Higher plasma concentration of midazolam hydrochloride is observed in case of LUM gels in comparison to HPMC and Carbopol 934 gels (Figure 1), and accordingly, absolute bioavailabilities of midazolam from LUM, HPMC and Carbopol gels were reported to be 97.55%, 57.33% and 76.81%, respectively. From the in vivo study we can conclude that bioavailability of midazolam from nasal gels prepared from LUM was better than those prepared from synthetic polymers. This confirms that LUM can be effectively used as a mucoadhesive agent instead of synthetic polymers for delivery of midazolam via nasal route.
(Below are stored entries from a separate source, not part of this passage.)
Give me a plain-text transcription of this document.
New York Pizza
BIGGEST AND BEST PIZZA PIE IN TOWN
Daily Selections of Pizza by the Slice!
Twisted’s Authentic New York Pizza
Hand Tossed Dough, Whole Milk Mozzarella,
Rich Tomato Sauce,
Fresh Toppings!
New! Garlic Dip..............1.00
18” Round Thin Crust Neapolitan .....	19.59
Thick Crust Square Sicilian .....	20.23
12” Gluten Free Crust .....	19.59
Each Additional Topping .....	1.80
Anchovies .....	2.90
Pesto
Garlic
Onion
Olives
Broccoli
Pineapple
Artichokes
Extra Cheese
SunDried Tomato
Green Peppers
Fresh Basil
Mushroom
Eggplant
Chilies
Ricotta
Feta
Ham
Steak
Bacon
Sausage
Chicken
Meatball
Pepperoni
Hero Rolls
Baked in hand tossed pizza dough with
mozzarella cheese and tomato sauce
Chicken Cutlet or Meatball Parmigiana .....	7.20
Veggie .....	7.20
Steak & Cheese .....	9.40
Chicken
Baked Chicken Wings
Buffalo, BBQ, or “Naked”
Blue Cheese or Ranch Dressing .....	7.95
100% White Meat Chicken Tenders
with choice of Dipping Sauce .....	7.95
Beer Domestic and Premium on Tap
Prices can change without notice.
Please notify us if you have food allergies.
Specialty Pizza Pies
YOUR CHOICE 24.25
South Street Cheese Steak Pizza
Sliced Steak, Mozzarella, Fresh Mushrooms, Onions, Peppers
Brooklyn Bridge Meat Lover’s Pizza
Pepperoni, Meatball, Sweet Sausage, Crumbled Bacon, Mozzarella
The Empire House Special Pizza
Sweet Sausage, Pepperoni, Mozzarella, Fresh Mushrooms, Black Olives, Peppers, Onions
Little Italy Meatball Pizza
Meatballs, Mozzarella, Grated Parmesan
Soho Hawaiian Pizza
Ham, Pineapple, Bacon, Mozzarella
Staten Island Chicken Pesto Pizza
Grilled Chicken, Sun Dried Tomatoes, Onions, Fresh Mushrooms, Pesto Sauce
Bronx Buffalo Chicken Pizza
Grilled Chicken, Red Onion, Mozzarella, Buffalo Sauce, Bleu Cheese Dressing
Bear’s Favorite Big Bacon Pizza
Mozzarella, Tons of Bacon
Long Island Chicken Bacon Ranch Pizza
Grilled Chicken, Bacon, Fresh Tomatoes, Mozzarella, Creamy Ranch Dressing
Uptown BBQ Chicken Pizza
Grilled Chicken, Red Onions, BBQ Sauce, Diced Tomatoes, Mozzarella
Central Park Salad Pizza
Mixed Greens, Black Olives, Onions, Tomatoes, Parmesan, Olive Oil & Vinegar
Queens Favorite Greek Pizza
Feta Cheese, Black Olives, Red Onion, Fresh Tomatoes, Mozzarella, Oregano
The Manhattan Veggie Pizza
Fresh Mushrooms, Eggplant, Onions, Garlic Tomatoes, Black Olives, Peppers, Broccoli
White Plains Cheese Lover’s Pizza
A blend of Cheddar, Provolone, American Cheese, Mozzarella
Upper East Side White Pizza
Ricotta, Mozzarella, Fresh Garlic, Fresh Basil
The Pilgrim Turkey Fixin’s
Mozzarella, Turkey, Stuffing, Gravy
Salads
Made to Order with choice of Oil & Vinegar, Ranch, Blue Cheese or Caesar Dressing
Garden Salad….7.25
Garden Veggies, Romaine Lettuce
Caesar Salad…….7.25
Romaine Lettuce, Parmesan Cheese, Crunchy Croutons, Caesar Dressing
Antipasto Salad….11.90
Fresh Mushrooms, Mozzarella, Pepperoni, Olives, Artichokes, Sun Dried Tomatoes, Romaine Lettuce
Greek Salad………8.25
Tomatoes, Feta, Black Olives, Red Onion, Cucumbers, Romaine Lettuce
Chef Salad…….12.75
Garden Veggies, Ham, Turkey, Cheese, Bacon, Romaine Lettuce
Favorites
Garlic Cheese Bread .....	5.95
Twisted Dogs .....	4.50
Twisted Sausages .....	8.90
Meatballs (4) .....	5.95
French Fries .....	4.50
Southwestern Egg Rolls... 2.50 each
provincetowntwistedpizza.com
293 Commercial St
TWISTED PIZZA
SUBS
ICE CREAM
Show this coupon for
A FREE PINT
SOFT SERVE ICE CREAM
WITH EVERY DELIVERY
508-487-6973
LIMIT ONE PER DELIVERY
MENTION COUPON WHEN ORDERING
From the above study it is confirmed that mucoadhesive nasal gels of midazolam hydrochloride prepared with mucilage isolated from Linum usitatissimum L. seeds exhibited better mechanical properties as well as in vivo drug absorption pattern. Also, bioavailability of midazolam was higher from the gels prepared with this natural mucilage than from synthetic gels. Moreover, in our previous work, histopathological study confirmed that LUM can be used safely as a mucoadhesive agent. Hence, this new dosage form of midazolam with a natural mucilage is a safe and cost effective form of nasal drug delivery system.